The current study by Shen et al. is especially noteworthy because they identify missense mutations associated with EE. Previous studies linking γ2 variants to EE have largely focused on nonsense variants (Q390X and Q40X, Dravet syndrome [12]), which lead to truncated protein products or no protein expression at all. The γ2 missense variants have previously been linked to less severe epilepsy syndromes, such as febrile seizures and childhood absence epilepsy (R82Q, R117G), as well as the more severe GEFS+ (K328M) (13). The current study sets in place a new understanding of how more subtle genetic variants can link to very severe epilepsies.

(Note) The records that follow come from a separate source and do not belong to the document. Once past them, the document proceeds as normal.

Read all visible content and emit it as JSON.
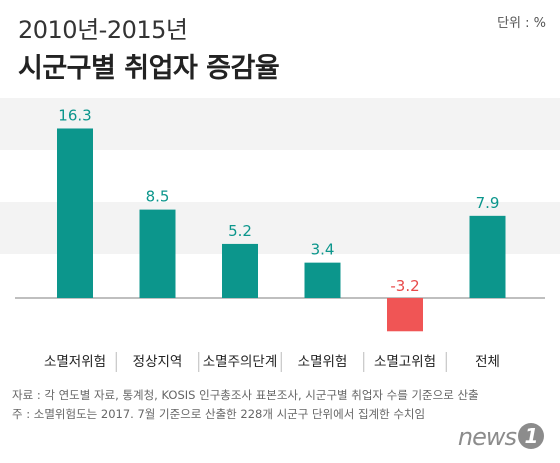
{
  "header": {
    "subtitle": "2010년-2015년",
    "title": "시군구별 취업자 증감율",
    "unit": "단위 : %"
  },
  "footer": {
    "source": "자료 : 각 연도별 자료, 통계청, KOSIS 인구총조사 표본조사, 시군구별 취업자 수를 기준으로 산출",
    "note": "주 : 소멸위험도는 2017. 7월 기준으로 산출한 228개 시군구 단위에서 집계한 수치임"
  },
  "logo": {
    "text": "news",
    "mark": "1"
  },
  "chart_data": {
    "type": "bar",
    "categories": [
      "소멸저위험",
      "정상지역",
      "소멸주의단계",
      "소멸위험",
      "소멸고위험",
      "전체"
    ],
    "values": [
      16.3,
      8.5,
      5.2,
      3.4,
      -3.2,
      7.9
    ],
    "value_labels": [
      "16.3",
      "8.5",
      "5.2",
      "3.4",
      "-3.2",
      "7.9"
    ],
    "colors": {
      "positive": "#0c968c",
      "negative": "#f05555",
      "positive_label": "#0c968c",
      "negative_label": "#e84a4a",
      "baseline": "#aaaaaa"
    },
    "ylim": [
      -4,
      18
    ],
    "grid": false,
    "legend": "none"
  }
}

The next step in understanding how these γ2 variants lead to EE is attempting to place their functional changes within the developing brain. The subunit composition of the GABA receptor contributes to its function, localization, and pharmacologic sensitivity. We know that the γ2 subunit is part of the most common isoform of the GABA receptor, α1β2γ2, indicating a broad importance of the γ2 subunit. The γ2 subunit is also predominantly found in synapses rather than being extrasynaptic. This underscores its importance in maintaining network-level inhibition and suggests that mutation-induced changes in GABA receptor kinetics may play a role in in disease pathology. Molecular modeling presented in this study demonstrates that these mutations likely affect how other subunits function in the GABA pentamer function, broadening the potential disease mechanisms beyond γ2. Because of the developmental nature of EE, an interesting question is raised about the role of GABAergic inhibition. We know that GAB-Aergic neurotransmission, while inhibitory in the adult brain, is excitatory in the immature brain. Disrupting this developmental GABAergic excitation can disrupt network maturation and later inhibitory network maturation (14, 15). Therefore, mutations in γ2 may contribute to EE phenotypes due to disrupted developmental GABAergic excitation (and subsequent network reorganization) and dysfunction GABAergic inhibition in the more mature brain. As massively parallel sequencing becomes more common and economical, the epilepsy research community will continue to identify novel variants linked to epilepsy. Studies similar to that of Shen et al. will be essential to understanding how variants link to changes in protein function and subsequently lead to disease. In addition, new information about the structural and functional characterization of mutant ion channels and receptors may allow for more selective drug targeting to create improved and more specific epilepsy therapies.